The more people, the more opinions. Even if you do not support their point of view, just accept it. You do not show your weakness. You show your high level of intelligence.
2. Realize that everyone is difficult in their own way
If you have trouble interacting with a certain person, think about someone who has trouble interacting with you either. Disagreements, conflicts, and disputes are the results of differences in values.
You may not understand the person you do not like, but it does not mean they are as bad as you think. It means that both of you are difficult in your own ways. You have different opinions, values, and beliefs that prevent the two of you from getting along with each other.
3. Do not set too high expectations about them
This usually happens in love relationships, but it turns out we face the same problem in our everyday lives. If you have no idea how to deal with people you literally hate, start with yourself. Do you expect them to behave, think and speak the way you would? Do you feel disappointed and irritated when they do the things you would never do?
Remember they are not you. Every person has the choice to live life as they wish and no one has the right to disagree. Stop setting too high expectations about those you do not like. Just accept them the way they are.
Avoid discussing the topics you know will make you angry. Whether it is your family member, coworker, or neighbor, you can’t just say goodbye to them. Cultivating a better attitude about them is a perfect way out. Sometimes it is okay to give in unless it affects your self-esteem.

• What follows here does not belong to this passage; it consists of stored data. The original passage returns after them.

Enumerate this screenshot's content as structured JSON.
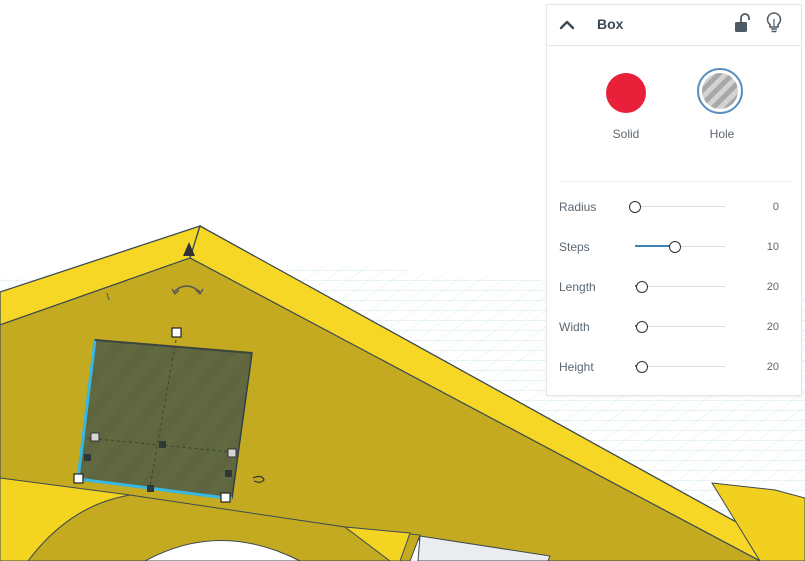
{
  "panel": {
    "title": "Box",
    "types": [
      {
        "label": "Solid",
        "color": "#e8203a"
      },
      {
        "label": "Hole",
        "color": "#a8a8a8"
      }
    ],
    "properties": [
      {
        "label": "Radius",
        "value": "0",
        "fraction": 0.0
      },
      {
        "label": "Steps",
        "value": "10",
        "fraction": 0.44
      },
      {
        "label": "Length",
        "value": "20",
        "fraction": 0.08
      },
      {
        "label": "Width",
        "value": "20",
        "fraction": 0.08
      },
      {
        "label": "Height",
        "value": "20",
        "fraction": 0.08
      }
    ]
  },
  "colors": {
    "shape_yellow": "#f2d11f",
    "shape_shadow": "#c5ad20",
    "hole_selection": "#5a6238",
    "selection_outline": "#34b8e0",
    "grid": "#cde8ef",
    "slider_fill": "#3c84b8"
  },
  "icons": [
    "chevron-up-icon",
    "unlock-icon",
    "lightbulb-icon",
    "rotate-arrow-icon",
    "lift-arrow-icon"
  ]
}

4. Let them know how you feel
Although it is better to remain silent in complicated situations, speaking up is essential too. People that you do not like should know that their communication style, behavior, or manners make you feel undervalued and disrespected, and affect your productivity level. Be kind and polite.

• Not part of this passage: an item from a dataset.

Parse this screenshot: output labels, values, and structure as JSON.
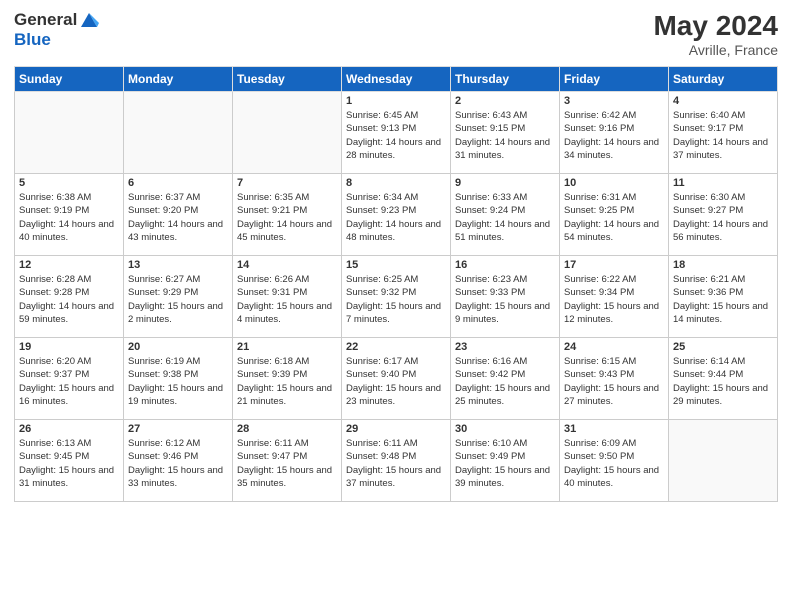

Do not respond when you are angry or stressed. Take a few minutes to calm down and clear your mind from insulting words and negative thoughts. If you are rude to them, they will be rude to you too. The problem will never be solved then.
5. Focus on your life
Since you have no power to change the person, just stop focusing on the way they live their life. You have your own life that you need to improve all the time. You have your owns flaws, failures win, and problems. Focus on them.

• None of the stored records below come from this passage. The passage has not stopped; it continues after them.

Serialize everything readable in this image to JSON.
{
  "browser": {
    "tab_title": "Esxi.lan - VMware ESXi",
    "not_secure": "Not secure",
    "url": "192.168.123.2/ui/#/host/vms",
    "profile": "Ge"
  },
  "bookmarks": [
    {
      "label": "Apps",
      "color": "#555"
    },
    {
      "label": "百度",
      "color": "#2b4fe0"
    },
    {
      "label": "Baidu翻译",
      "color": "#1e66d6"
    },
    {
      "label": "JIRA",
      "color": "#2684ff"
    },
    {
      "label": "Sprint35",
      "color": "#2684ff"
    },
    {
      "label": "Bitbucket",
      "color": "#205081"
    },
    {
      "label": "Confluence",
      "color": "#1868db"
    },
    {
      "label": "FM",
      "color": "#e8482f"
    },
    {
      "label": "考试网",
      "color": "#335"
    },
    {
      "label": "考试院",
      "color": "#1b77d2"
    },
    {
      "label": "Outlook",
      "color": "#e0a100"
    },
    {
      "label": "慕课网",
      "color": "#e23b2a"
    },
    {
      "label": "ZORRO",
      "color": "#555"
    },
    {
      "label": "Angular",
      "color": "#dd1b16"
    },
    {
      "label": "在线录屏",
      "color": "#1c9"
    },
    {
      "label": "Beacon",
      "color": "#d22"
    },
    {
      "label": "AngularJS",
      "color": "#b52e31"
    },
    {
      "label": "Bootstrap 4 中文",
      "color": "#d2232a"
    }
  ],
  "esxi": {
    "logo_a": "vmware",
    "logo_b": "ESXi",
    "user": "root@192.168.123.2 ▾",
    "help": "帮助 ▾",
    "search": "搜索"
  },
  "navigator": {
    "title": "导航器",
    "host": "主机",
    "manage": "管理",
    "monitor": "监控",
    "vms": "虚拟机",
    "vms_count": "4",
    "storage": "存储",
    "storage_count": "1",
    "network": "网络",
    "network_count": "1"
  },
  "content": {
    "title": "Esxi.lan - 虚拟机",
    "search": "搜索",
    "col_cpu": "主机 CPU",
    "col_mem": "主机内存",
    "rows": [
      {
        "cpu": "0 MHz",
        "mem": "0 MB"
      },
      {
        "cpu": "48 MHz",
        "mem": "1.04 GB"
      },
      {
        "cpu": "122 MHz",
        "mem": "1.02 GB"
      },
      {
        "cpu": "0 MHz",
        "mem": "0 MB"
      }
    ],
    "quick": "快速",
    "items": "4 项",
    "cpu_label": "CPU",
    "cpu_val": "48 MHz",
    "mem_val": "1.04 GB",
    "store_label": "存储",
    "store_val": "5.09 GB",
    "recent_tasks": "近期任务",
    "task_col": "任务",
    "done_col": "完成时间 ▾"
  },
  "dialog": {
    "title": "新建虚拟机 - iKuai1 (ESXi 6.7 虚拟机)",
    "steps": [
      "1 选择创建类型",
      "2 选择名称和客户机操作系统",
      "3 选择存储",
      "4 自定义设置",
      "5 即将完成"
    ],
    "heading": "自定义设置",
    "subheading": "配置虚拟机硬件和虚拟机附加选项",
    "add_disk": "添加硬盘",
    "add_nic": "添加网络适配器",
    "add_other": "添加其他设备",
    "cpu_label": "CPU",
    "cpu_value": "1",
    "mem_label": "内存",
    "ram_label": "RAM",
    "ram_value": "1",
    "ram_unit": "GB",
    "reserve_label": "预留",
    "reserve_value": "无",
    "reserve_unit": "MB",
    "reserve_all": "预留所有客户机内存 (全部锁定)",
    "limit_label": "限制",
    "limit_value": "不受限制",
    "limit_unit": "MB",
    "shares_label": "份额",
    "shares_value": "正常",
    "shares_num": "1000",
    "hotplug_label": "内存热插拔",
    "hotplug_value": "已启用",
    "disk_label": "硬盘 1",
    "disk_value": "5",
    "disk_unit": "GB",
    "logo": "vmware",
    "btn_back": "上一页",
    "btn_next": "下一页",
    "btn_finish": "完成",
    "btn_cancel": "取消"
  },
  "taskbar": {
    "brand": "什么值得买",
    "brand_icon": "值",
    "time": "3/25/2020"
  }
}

Instead of thinking about the annoying habits that person possesses, focus on why you are behaving the way you are. When you are busy with your own life, you do not notice others. It is a much better way to deal with those you hate than just ignoring them.
Oftentimes, we have no choice when it comes to the people we have to interact with on a daily basis. It is all about your attitude, not them. Keep your distance from people who make you feel angry or depressed. It does not mean ignoring them, though.
Just aim to communicate with them, for instance, 30 minutes a day, and no more. Most importantly, imagine how people who do not like you tolerate you and it would be easier for you to handle those you hate. How do you tolerate people who bother you?